2 new columns were added: “Scored Label Mean” (mean of the predicted value) and “Scored Label Standard Deviation” (standard deviation of the predicted value from the actual). You can also build a scatter plot (scatter plot) for the predicted and actual values (visible in the figure). Now we find out its accuracy using the Evaluate Model module, which is connected to the Score Model module.
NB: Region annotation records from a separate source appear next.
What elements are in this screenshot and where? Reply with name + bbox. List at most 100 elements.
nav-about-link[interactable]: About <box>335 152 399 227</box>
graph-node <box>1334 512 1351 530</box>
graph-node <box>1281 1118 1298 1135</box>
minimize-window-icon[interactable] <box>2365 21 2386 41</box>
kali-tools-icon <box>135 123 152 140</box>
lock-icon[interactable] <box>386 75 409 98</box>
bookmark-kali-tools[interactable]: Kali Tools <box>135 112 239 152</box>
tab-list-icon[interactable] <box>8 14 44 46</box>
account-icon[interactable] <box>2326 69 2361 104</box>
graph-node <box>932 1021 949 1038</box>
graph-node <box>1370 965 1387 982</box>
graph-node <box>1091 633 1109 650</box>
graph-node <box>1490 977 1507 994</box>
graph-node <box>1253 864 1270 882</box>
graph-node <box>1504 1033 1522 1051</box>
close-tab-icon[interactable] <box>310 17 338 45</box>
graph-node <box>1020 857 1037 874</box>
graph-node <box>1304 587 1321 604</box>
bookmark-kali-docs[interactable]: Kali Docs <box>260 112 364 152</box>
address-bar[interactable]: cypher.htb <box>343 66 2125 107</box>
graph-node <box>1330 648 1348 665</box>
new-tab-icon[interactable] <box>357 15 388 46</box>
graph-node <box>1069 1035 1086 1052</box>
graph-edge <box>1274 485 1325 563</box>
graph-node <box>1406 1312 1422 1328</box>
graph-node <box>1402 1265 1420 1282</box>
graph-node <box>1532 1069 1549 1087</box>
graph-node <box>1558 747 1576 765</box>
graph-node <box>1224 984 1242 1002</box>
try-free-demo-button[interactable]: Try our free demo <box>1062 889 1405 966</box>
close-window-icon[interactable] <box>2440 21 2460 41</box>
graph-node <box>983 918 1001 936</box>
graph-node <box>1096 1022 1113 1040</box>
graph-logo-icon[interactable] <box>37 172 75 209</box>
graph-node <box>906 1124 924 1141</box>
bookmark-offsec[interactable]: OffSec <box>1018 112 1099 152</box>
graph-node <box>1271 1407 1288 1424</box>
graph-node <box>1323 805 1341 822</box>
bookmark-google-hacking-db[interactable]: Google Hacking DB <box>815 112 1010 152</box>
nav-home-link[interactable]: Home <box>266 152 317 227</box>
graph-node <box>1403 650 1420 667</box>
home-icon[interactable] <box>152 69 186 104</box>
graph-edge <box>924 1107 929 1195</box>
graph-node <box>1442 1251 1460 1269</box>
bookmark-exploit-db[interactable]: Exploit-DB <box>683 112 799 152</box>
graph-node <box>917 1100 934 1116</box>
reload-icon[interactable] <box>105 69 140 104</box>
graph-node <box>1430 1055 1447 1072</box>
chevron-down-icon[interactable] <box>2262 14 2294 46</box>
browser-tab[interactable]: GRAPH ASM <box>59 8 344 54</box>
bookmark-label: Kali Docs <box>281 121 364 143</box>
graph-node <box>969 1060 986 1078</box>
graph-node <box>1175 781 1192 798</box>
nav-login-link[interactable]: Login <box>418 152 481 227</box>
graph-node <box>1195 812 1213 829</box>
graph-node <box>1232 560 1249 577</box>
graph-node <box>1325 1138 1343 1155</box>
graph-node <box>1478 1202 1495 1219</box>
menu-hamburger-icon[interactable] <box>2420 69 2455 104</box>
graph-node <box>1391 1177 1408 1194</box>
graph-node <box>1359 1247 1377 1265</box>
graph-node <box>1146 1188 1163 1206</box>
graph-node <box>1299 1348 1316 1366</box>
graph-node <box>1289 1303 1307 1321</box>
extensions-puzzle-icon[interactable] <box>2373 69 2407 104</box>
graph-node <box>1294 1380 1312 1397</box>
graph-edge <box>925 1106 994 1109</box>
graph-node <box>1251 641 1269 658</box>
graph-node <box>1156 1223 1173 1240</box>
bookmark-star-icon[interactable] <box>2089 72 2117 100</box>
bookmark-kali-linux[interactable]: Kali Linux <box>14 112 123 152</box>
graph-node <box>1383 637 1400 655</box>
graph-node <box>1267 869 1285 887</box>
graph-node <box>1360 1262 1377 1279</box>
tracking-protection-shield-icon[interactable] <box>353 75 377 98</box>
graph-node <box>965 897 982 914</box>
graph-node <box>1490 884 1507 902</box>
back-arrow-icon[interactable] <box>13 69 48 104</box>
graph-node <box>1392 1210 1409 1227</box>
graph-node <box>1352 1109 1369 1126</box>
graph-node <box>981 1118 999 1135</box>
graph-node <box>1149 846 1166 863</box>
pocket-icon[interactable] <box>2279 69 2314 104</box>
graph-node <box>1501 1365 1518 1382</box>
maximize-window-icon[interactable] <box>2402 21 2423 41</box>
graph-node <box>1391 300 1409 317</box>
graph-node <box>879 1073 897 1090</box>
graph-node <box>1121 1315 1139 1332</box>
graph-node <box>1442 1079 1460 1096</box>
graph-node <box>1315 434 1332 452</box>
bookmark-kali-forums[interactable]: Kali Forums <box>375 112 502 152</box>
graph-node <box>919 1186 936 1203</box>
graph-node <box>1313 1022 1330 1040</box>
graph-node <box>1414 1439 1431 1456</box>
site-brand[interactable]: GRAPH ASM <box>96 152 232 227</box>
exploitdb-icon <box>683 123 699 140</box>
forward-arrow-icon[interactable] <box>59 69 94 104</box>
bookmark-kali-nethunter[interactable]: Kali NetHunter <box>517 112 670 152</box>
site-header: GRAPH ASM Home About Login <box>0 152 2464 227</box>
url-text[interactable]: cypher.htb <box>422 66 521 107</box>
The output of the Evaluate Model module contains information about the accuracy of the method on our test data, including absolute and relative errors:

Of course, the method is not ideal, but we did not configure it at all.
Adding a new method and comparing methods
Let's try another method based on decision trees: “Boosted Decision Tree Regression”. In the same way as for the first method, add the “Train Model” and “Score Model” modules, start the experiment, see the output of the “Score Model” module for the new method. Note that only one column was added that represents the predicted value: “Scored Labels”, you can also build a scatter chart for it:

Now we compare the accuracy of these two methods using the already added “Evaluate Model” module, for this we connect its right input with the output "Score Model" of the second method. As a result, we obtain the following sequence of operations:

Let's look at the output of the Evaluate Model module:

Now we can compare the methods with each other and choose the one whose accuracy (in the sense necessary for our task) is higher.
We solve the problem with real data
We have trained methods, we know their accuracy - it's time to test them in battle. Download the x_test.csv file, which contains the data for which we must predict the time of matrix multiplication. To use the trained method, we need:
- Add a new data source named x_test and data from the file x_test.csv.
- Drag the new x_test data source to the experiment workspace.
- Now we need to leave only those columns that participated in the training, copy the “Select Columns in Dataset” module, and remove the “time” column from the list of columns (since it is not in our test data).
- Now we can run our trained method on the prepared data, for this we add the “Score Model” operation, connect its first input to the output of the Train Model module of the Boosted Decision Tree Regression method, and the second input with the output of the just selected Select Columns in Dataset. "
- Now it remains only to bring the data to a format that can be downloaded as a solution to the ML Boot Camp website. To do this, add another “Select Columns in Dataset” module, in which we select only one column — our predicted “Scored Labels” values, and add the “Convert to CSV” module to its output.
As a result, we get the following experiment:

You can download the obtained csv file by clicking on the output of the “Convert to CSV” module and selecting the “Download” item. Now we will delete the first line (with the name) from the resulting csv, upload it to the ML Boot Camp website. Works! But accuracy is poor.
Further optimization
Consider a few modules that will help improve the accuracy of regression.
- Try different methods that can be found in the menu on the left.
- The “Filter Based Feature Selection” module will help you select features, which tries to select features that have the greatest predictive ability (using several different methods that are set in its properties). This module is added instead of the Select Columns in Dataset module.
- To assess which features are more useful in an already trained model, the Permutation Feature Importance module will help, which takes a trained model and a set of test data as input parameters.
- The “Tune Model Hyperparameters” module will help you select the method parameters, which will conduct a given number of method starts with various sets of parameters and show the accuracy of each run.
- As heavy artillery, you can use any R and Python scripts using the “Execute R Script” and “Execute Python Script” modules, respectively.
Conclusion
I like Azure ML, it allows you to quickly prototype a solution to a problem, and then delve into customizing and optimizing its solution.
The experiment is posted in the gallery and is open to all comers at: gallery.cortanaintelligence.com/Experiment/ML-Boot-Camp-from-Mail-ru-1
Take part in the contest! Anyone who can get a MAPE error of less than 0.1, write, the author will be pleased.